Listen, I get it. It's a bitch dealing with society telling you that you have to be skinny, that you have to pure, that you have to look like a Victoria's Secret model but pretend you're not interested in sex to be considered a respectable and worthy woman. Black women will join you in saying that society's expectations of all of us are fucked up and in need of serious reform.

But what we will NOT stand for is you making yourself feel better at our expense.

I'm talking to you, Peggy Noland, and that bullshit piece of dress you're calling a work of art and hawking via The Cut magazine. That dress, where you took a black woman's naked body, Photoshopped Oprah Winfrey's head on top, digitally printed it at full scale on a floor-length garment, and put it on a white woman to model. That dress that you claim is just an artistic exploration into "our access and our interest in people that we don’t know," but really is your way of exploiting the body of a black woman to shock an audience and generate a few click-thrus for yourself.

I'm not even going to touch on the "use-of-likeness" laws you're violating because you should already know that as a designer. But if it's the cult of celebrity you were so interested in, there are many other women you could have chosen to make your point. Was naked Hillary Clinton not an option? What about a de-robed Barbara Streisand? How about about Photoshopping Meryl Streep's head onto a set of bare breasts and an exposed vulva?

Nope, you aim for the only black female billionaire, the most powerful woman in media who has, for decades, carefully crafted her career and her image to obtain the influence she now wields. And your only way of dealing with her as a powerful public figure was to undress her and put "her" naked black body on full display, for the sake of your own amusement and curiosity?

That sounds a whole hell of a lot like something else.

I'm talking you, Lily Allen, and that mess of a video where you thumb your nose at white-man misogyny by mocking the movements of black female dancers? GIRL, WHAT?!

As Nolan Feeney observes at The Atlantic:

"…even when [Allen is] dancing with them, it seems she’s still kind of making fun of them, or at least keeping her distance… For a song that deals with reclaiming ownership of your own body, [Allen] seems to be the only one that gets to do so."
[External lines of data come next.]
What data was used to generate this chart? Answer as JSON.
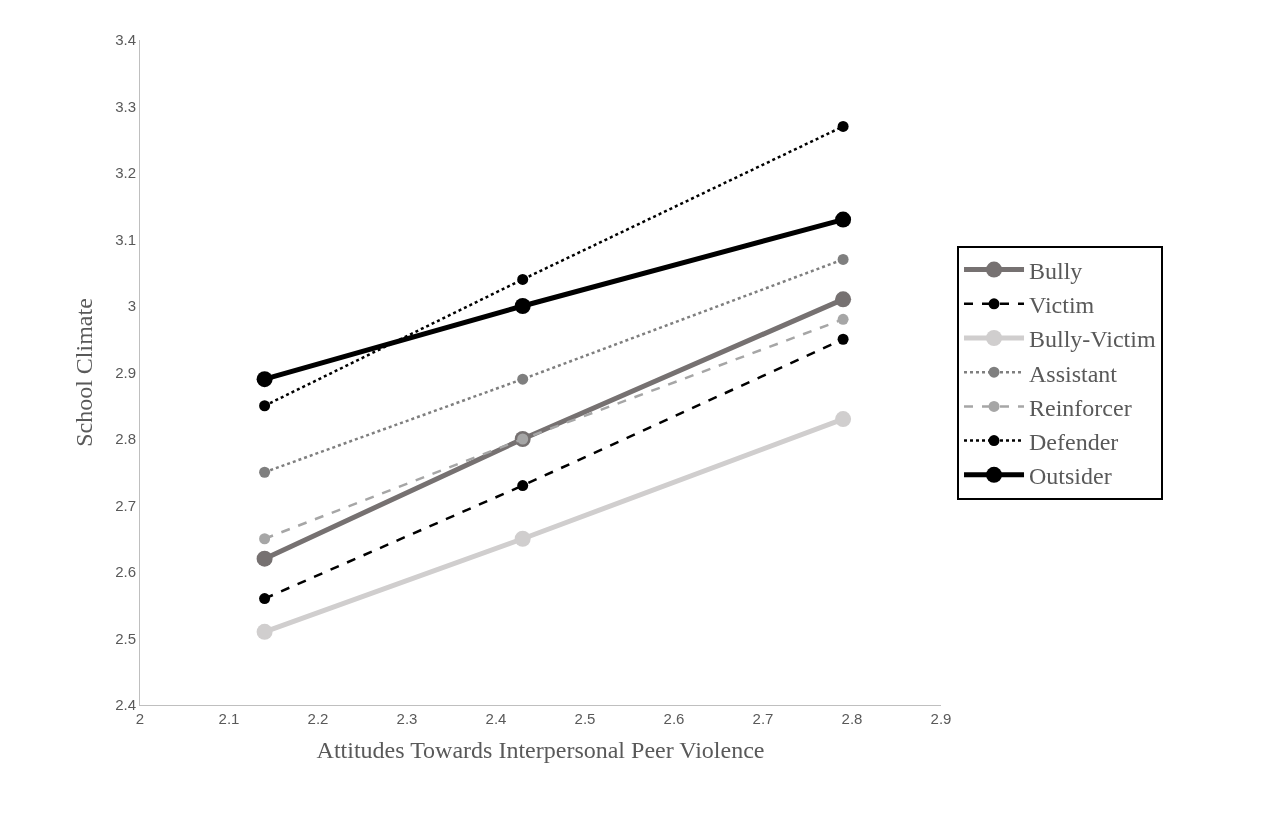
{
  "chart_data": {
    "type": "line",
    "xlabel": "Attitudes Towards Interpersonal Peer Violence",
    "ylabel": "School Climate",
    "x": [
      2.14,
      2.43,
      2.79
    ],
    "xlim": [
      2,
      2.9
    ],
    "xticks": [
      2,
      2.1,
      2.2,
      2.3,
      2.4,
      2.5,
      2.6,
      2.7,
      2.8,
      2.9
    ],
    "ylim": [
      2.4,
      3.4
    ],
    "yticks": [
      2.4,
      2.5,
      2.6,
      2.7,
      2.8,
      2.9,
      3,
      3.1,
      3.2,
      3.3,
      3.4
    ],
    "grid": false,
    "legend": "right",
    "marker": "circle",
    "series": [
      {
        "name": "Bully",
        "color": "#767171",
        "line_style": "solid",
        "values": [
          2.62,
          2.8,
          3.01
        ]
      },
      {
        "name": "Victim",
        "color": "#000000",
        "line_style": "dashed",
        "values": [
          2.56,
          2.73,
          2.95
        ]
      },
      {
        "name": "Bully-Victim",
        "color": "#d0cece",
        "line_style": "solid",
        "values": [
          2.51,
          2.65,
          2.83
        ]
      },
      {
        "name": "Assistant",
        "color": "#7f7f7f",
        "line_style": "dotted",
        "values": [
          2.75,
          2.89,
          3.07
        ]
      },
      {
        "name": "Reinforcer",
        "color": "#a6a6a6",
        "line_style": "dashed",
        "values": [
          2.65,
          2.8,
          2.98
        ]
      },
      {
        "name": "Defender",
        "color": "#000000",
        "line_style": "dotted",
        "values": [
          2.85,
          3.04,
          3.27
        ]
      },
      {
        "name": "Outsider",
        "color": "#000000",
        "line_style": "solid",
        "values": [
          2.89,
          3.0,
          3.13
        ]
      }
    ]
  }
}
I'm talking to you, seemingly-well-intentioned but still-incredibly-annoying guest blogger at The Body Is Not An Apology. In a post talking about Western restrictions on (white) female sexuality, you write that you were only able to explore your sensual self by "trying on other cultures," and that the "erotic rhythms" West African dance helped you and your students "feel sexy." Um, okay girl, but West African dance is not about sex. It's only viewed that way through a reductionist Western lens, and you teaching it as such only echoes the efforts of colonialists to paint Africans and African-descended people as savage, primitive beings. In other words: NOT HELPING.
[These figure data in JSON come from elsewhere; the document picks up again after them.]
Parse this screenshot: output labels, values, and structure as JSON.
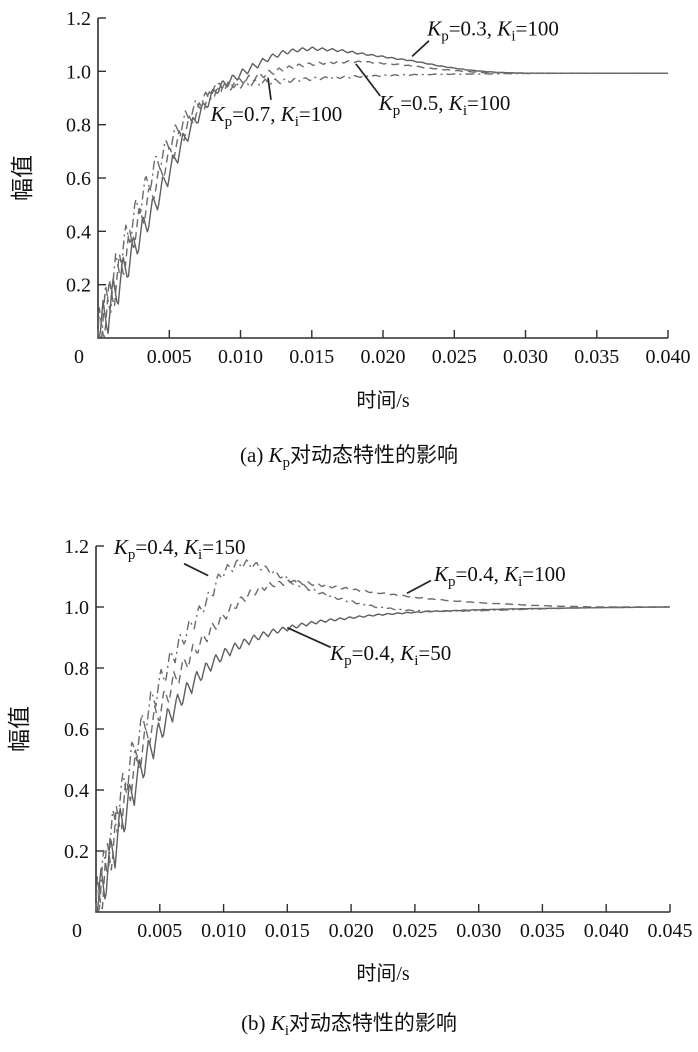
{
  "page": {
    "background": "#ffffff",
    "ink": "#111111",
    "leader_color": "#222222"
  },
  "chart_data": [
    {
      "id": "a",
      "type": "line",
      "caption": "(a) K_p对动态特性的影响",
      "xlabel": "时间/s",
      "ylabel": "幅值",
      "xlim": [
        0,
        0.04
      ],
      "ylim": [
        0,
        1.2
      ],
      "xticks": [
        0,
        0.005,
        0.01,
        0.015,
        0.02,
        0.025,
        0.03,
        0.035,
        0.04
      ],
      "xtick_labels": [
        "0",
        "0.005",
        "0.010",
        "0.015",
        "0.020",
        "0.025",
        "0.030",
        "0.035",
        "0.040"
      ],
      "yticks": [
        0.2,
        0.4,
        0.6,
        0.8,
        1.0,
        1.2
      ],
      "ytick_labels": [
        "0.2",
        "0.4",
        "0.6",
        "0.8",
        "1.0",
        "1.2"
      ],
      "grid": false,
      "legend": "inline-annotations",
      "axis_color": "#2f2f2f",
      "ripple": {
        "amplitude": 0.1,
        "period": 0.0007,
        "decay_tau": 0.0055
      },
      "series": [
        {
          "name": "K_p=0.3, K_i=100",
          "line_style": "solid",
          "color": "#5f5f5f",
          "points": [
            [
              0,
              0
            ],
            [
              0.001,
              0.14
            ],
            [
              0.002,
              0.27
            ],
            [
              0.003,
              0.39
            ],
            [
              0.004,
              0.5
            ],
            [
              0.005,
              0.62
            ],
            [
              0.006,
              0.74
            ],
            [
              0.007,
              0.83
            ],
            [
              0.008,
              0.91
            ],
            [
              0.0084,
              0.937
            ],
            [
              0.009,
              0.955
            ],
            [
              0.01,
              0.99
            ],
            [
              0.011,
              1.02
            ],
            [
              0.012,
              1.05
            ],
            [
              0.013,
              1.07
            ],
            [
              0.014,
              1.08
            ],
            [
              0.015,
              1.085
            ],
            [
              0.016,
              1.082
            ],
            [
              0.017,
              1.078
            ],
            [
              0.018,
              1.07
            ],
            [
              0.019,
              1.062
            ],
            [
              0.02,
              1.055
            ],
            [
              0.021,
              1.047
            ],
            [
              0.022,
              1.04
            ],
            [
              0.023,
              1.03
            ],
            [
              0.024,
              1.02
            ],
            [
              0.025,
              1.012
            ],
            [
              0.026,
              1.005
            ],
            [
              0.027,
              1.0
            ],
            [
              0.028,
              0.996
            ],
            [
              0.03,
              0.993
            ],
            [
              0.034,
              0.993
            ],
            [
              0.04,
              0.993
            ]
          ]
        },
        {
          "name": "K_p=0.5, K_i=100",
          "line_style": "dashed",
          "color": "#6b6b6b",
          "points": [
            [
              0,
              0
            ],
            [
              0.001,
              0.17
            ],
            [
              0.002,
              0.32
            ],
            [
              0.003,
              0.45
            ],
            [
              0.004,
              0.57
            ],
            [
              0.005,
              0.68
            ],
            [
              0.006,
              0.77
            ],
            [
              0.007,
              0.85
            ],
            [
              0.008,
              0.915
            ],
            [
              0.0084,
              0.937
            ],
            [
              0.009,
              0.945
            ],
            [
              0.01,
              0.962
            ],
            [
              0.011,
              0.978
            ],
            [
              0.012,
              0.993
            ],
            [
              0.013,
              1.008
            ],
            [
              0.014,
              1.02
            ],
            [
              0.015,
              1.027
            ],
            [
              0.016,
              1.032
            ],
            [
              0.017,
              1.035
            ],
            [
              0.018,
              1.036
            ],
            [
              0.019,
              1.034
            ],
            [
              0.02,
              1.03
            ],
            [
              0.021,
              1.026
            ],
            [
              0.022,
              1.02
            ],
            [
              0.023,
              1.014
            ],
            [
              0.024,
              1.008
            ],
            [
              0.025,
              1.003
            ],
            [
              0.026,
              0.999
            ],
            [
              0.027,
              0.996
            ],
            [
              0.028,
              0.995
            ],
            [
              0.03,
              0.993
            ],
            [
              0.034,
              0.993
            ],
            [
              0.04,
              0.993
            ]
          ]
        },
        {
          "name": "K_p=0.7, K_i=100",
          "line_style": "dashdot",
          "color": "#6b6b6b",
          "points": [
            [
              0,
              0
            ],
            [
              0.001,
              0.2
            ],
            [
              0.002,
              0.37
            ],
            [
              0.003,
              0.52
            ],
            [
              0.004,
              0.64
            ],
            [
              0.005,
              0.73
            ],
            [
              0.006,
              0.81
            ],
            [
              0.007,
              0.875
            ],
            [
              0.008,
              0.92
            ],
            [
              0.0084,
              0.937
            ],
            [
              0.009,
              0.942
            ],
            [
              0.01,
              0.95
            ],
            [
              0.011,
              0.956
            ],
            [
              0.012,
              0.96
            ],
            [
              0.013,
              0.964
            ],
            [
              0.014,
              0.968
            ],
            [
              0.015,
              0.972
            ],
            [
              0.016,
              0.975
            ],
            [
              0.018,
              0.98
            ],
            [
              0.02,
              0.984
            ],
            [
              0.022,
              0.987
            ],
            [
              0.024,
              0.989
            ],
            [
              0.026,
              0.99
            ],
            [
              0.028,
              0.991
            ],
            [
              0.03,
              0.992
            ],
            [
              0.034,
              0.993
            ],
            [
              0.04,
              0.993
            ]
          ]
        }
      ],
      "annotations": [
        {
          "text": "K_p=0.3, K_i=100",
          "anchor_t": 0.0231,
          "anchor_v": 1.135,
          "leader": [
            [
              0.02323,
              1.115
            ],
            [
              0.02204,
              1.056
            ]
          ]
        },
        {
          "text": "K_p=0.5, K_i=100",
          "anchor_t": 0.0197,
          "anchor_v": 0.855,
          "leader": [
            [
              0.0198,
              0.908
            ],
            [
              0.0181,
              1.028
            ]
          ]
        },
        {
          "text": "K_p=0.7, K_i=100",
          "anchor_t": 0.0079,
          "anchor_v": 0.814,
          "leader": [
            [
              0.01214,
              0.893
            ],
            [
              0.01193,
              0.976
            ]
          ]
        }
      ]
    },
    {
      "id": "b",
      "type": "line",
      "caption": "(b) K_i对动态特性的影响",
      "xlabel": "时间/s",
      "ylabel": "幅值",
      "xlim": [
        0,
        0.045
      ],
      "ylim": [
        0,
        1.2
      ],
      "xticks": [
        0,
        0.005,
        0.01,
        0.015,
        0.02,
        0.025,
        0.03,
        0.035,
        0.04,
        0.045
      ],
      "xtick_labels": [
        "0",
        "0.005",
        "0.010",
        "0.015",
        "0.020",
        "0.025",
        "0.030",
        "0.035",
        "0.040",
        "0.045"
      ],
      "yticks": [
        0.2,
        0.4,
        0.6,
        0.8,
        1.0,
        1.2
      ],
      "ytick_labels": [
        "0.2",
        "0.4",
        "0.6",
        "0.8",
        "1.0",
        "1.2"
      ],
      "grid": false,
      "legend": "inline-annotations",
      "axis_color": "#2f2f2f",
      "ripple": {
        "amplitude": 0.1,
        "period": 0.00075,
        "decay_tau": 0.006
      },
      "series": [
        {
          "name": "K_p=0.4, K_i=50",
          "line_style": "solid",
          "color": "#5f5f5f",
          "points": [
            [
              0,
              0
            ],
            [
              0.001,
              0.155
            ],
            [
              0.002,
              0.29
            ],
            [
              0.003,
              0.41
            ],
            [
              0.004,
              0.51
            ],
            [
              0.005,
              0.59
            ],
            [
              0.006,
              0.66
            ],
            [
              0.007,
              0.72
            ],
            [
              0.008,
              0.77
            ],
            [
              0.009,
              0.812
            ],
            [
              0.01,
              0.845
            ],
            [
              0.011,
              0.87
            ],
            [
              0.012,
              0.89
            ],
            [
              0.013,
              0.907
            ],
            [
              0.014,
              0.92
            ],
            [
              0.015,
              0.93
            ],
            [
              0.016,
              0.94
            ],
            [
              0.017,
              0.948
            ],
            [
              0.018,
              0.955
            ],
            [
              0.019,
              0.96
            ],
            [
              0.02,
              0.965
            ],
            [
              0.022,
              0.974
            ],
            [
              0.024,
              0.98
            ],
            [
              0.026,
              0.985
            ],
            [
              0.028,
              0.988
            ],
            [
              0.03,
              0.991
            ],
            [
              0.033,
              0.994
            ],
            [
              0.036,
              0.996
            ],
            [
              0.04,
              0.998
            ],
            [
              0.045,
              1.0
            ]
          ]
        },
        {
          "name": "K_p=0.4, K_i=100",
          "line_style": "dashed",
          "color": "#6b6b6b",
          "points": [
            [
              0,
              0
            ],
            [
              0.001,
              0.18
            ],
            [
              0.002,
              0.33
            ],
            [
              0.003,
              0.46
            ],
            [
              0.004,
              0.575
            ],
            [
              0.005,
              0.665
            ],
            [
              0.006,
              0.745
            ],
            [
              0.007,
              0.815
            ],
            [
              0.008,
              0.872
            ],
            [
              0.009,
              0.922
            ],
            [
              0.01,
              0.968
            ],
            [
              0.011,
              1.01
            ],
            [
              0.012,
              1.04
            ],
            [
              0.013,
              1.062
            ],
            [
              0.014,
              1.075
            ],
            [
              0.015,
              1.08
            ],
            [
              0.016,
              1.08
            ],
            [
              0.017,
              1.076
            ],
            [
              0.018,
              1.07
            ],
            [
              0.019,
              1.064
            ],
            [
              0.02,
              1.058
            ],
            [
              0.021,
              1.052
            ],
            [
              0.022,
              1.047
            ],
            [
              0.023,
              1.042
            ],
            [
              0.024,
              1.037
            ],
            [
              0.025,
              1.032
            ],
            [
              0.026,
              1.027
            ],
            [
              0.028,
              1.02
            ],
            [
              0.03,
              1.014
            ],
            [
              0.032,
              1.01
            ],
            [
              0.034,
              1.006
            ],
            [
              0.036,
              1.003
            ],
            [
              0.038,
              1.001
            ],
            [
              0.04,
              1.0
            ],
            [
              0.045,
              1.0
            ]
          ]
        },
        {
          "name": "K_p=0.4, K_i=150",
          "line_style": "dashdot",
          "color": "#6b6b6b",
          "points": [
            [
              0,
              0
            ],
            [
              0.001,
              0.21
            ],
            [
              0.002,
              0.38
            ],
            [
              0.003,
              0.53
            ],
            [
              0.004,
              0.65
            ],
            [
              0.005,
              0.75
            ],
            [
              0.006,
              0.838
            ],
            [
              0.007,
              0.91
            ],
            [
              0.008,
              0.975
            ],
            [
              0.009,
              1.04
            ],
            [
              0.0095,
              1.085
            ],
            [
              0.01,
              1.115
            ],
            [
              0.011,
              1.14
            ],
            [
              0.012,
              1.142
            ],
            [
              0.013,
              1.13
            ],
            [
              0.014,
              1.112
            ],
            [
              0.015,
              1.092
            ],
            [
              0.016,
              1.072
            ],
            [
              0.017,
              1.055
            ],
            [
              0.018,
              1.04
            ],
            [
              0.019,
              1.028
            ],
            [
              0.02,
              1.018
            ],
            [
              0.021,
              1.008
            ],
            [
              0.022,
              1.0
            ],
            [
              0.023,
              0.995
            ],
            [
              0.024,
              0.99
            ],
            [
              0.026,
              0.986
            ],
            [
              0.028,
              0.986
            ],
            [
              0.03,
              0.988
            ],
            [
              0.032,
              0.99
            ],
            [
              0.034,
              0.993
            ],
            [
              0.036,
              0.995
            ],
            [
              0.038,
              0.997
            ],
            [
              0.04,
              0.999
            ],
            [
              0.045,
              1.0
            ]
          ]
        }
      ],
      "annotations": [
        {
          "text": "K_p=0.4, K_i=150",
          "anchor_t": 0.0014,
          "anchor_v": 1.174,
          "leader": [
            [
              0.0069,
              1.142
            ],
            [
              0.0088,
              1.103
            ]
          ]
        },
        {
          "text": "K_p=0.4, K_i=100",
          "anchor_t": 0.0265,
          "anchor_v": 1.085,
          "leader": [
            [
              0.02626,
              1.087
            ],
            [
              0.02438,
              1.045
            ]
          ]
        },
        {
          "text": "K_p=0.4, K_i=50",
          "anchor_t": 0.01835,
          "anchor_v": 0.826,
          "leader": [
            [
              0.0184,
              0.868
            ],
            [
              0.015,
              0.932
            ]
          ]
        }
      ]
    }
  ]
}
And I'm talking to you, Miley Cyrus. For reasons we've already discussed.

The irony is deafening. In these progressive, feminist spaces, we constantly talk about the autonomy of women; how important it is for women to own our own sexuality and not allow it to be shaped by anyone else; how society and the government need to stay out of our vaginas and our bedrooms. And yet there are heaps of praise thrown at the pop stars and hipster artists who shamelessly put black women on parade for their own advancement and call it "feminism."

You realize that's hypocrisy, right?

We are not playgrounds where you get to explore your issues. You don't get to use our bodies as the shield behind which you throw up your middle finger up at patriarchy. These stunts make you no better than patriarchs, no better than misogynists. You take our bodies apart and display them in pieces the same exact way you admonish advertising, fashion and music for doing. That is hypocritical behavior and hypocritical behavior is tired.

This respect that you expect from society, to keep its hands and expectations off your body and to let you do what you want with it? Black women require the same respect from you.

As my friend Soraya puts it, "Black women are not here to be used as collateral damage in the fight against patriarchy." So hands off, ladies. You don't get touch, explore, mimic, mock or imitate us with impunity, not anymore. And certainly not to make yourself feel better about a fucked-up patriarchal situation that WE are also fighting. There are more effective ways to make your point, without making a spectacle out of us.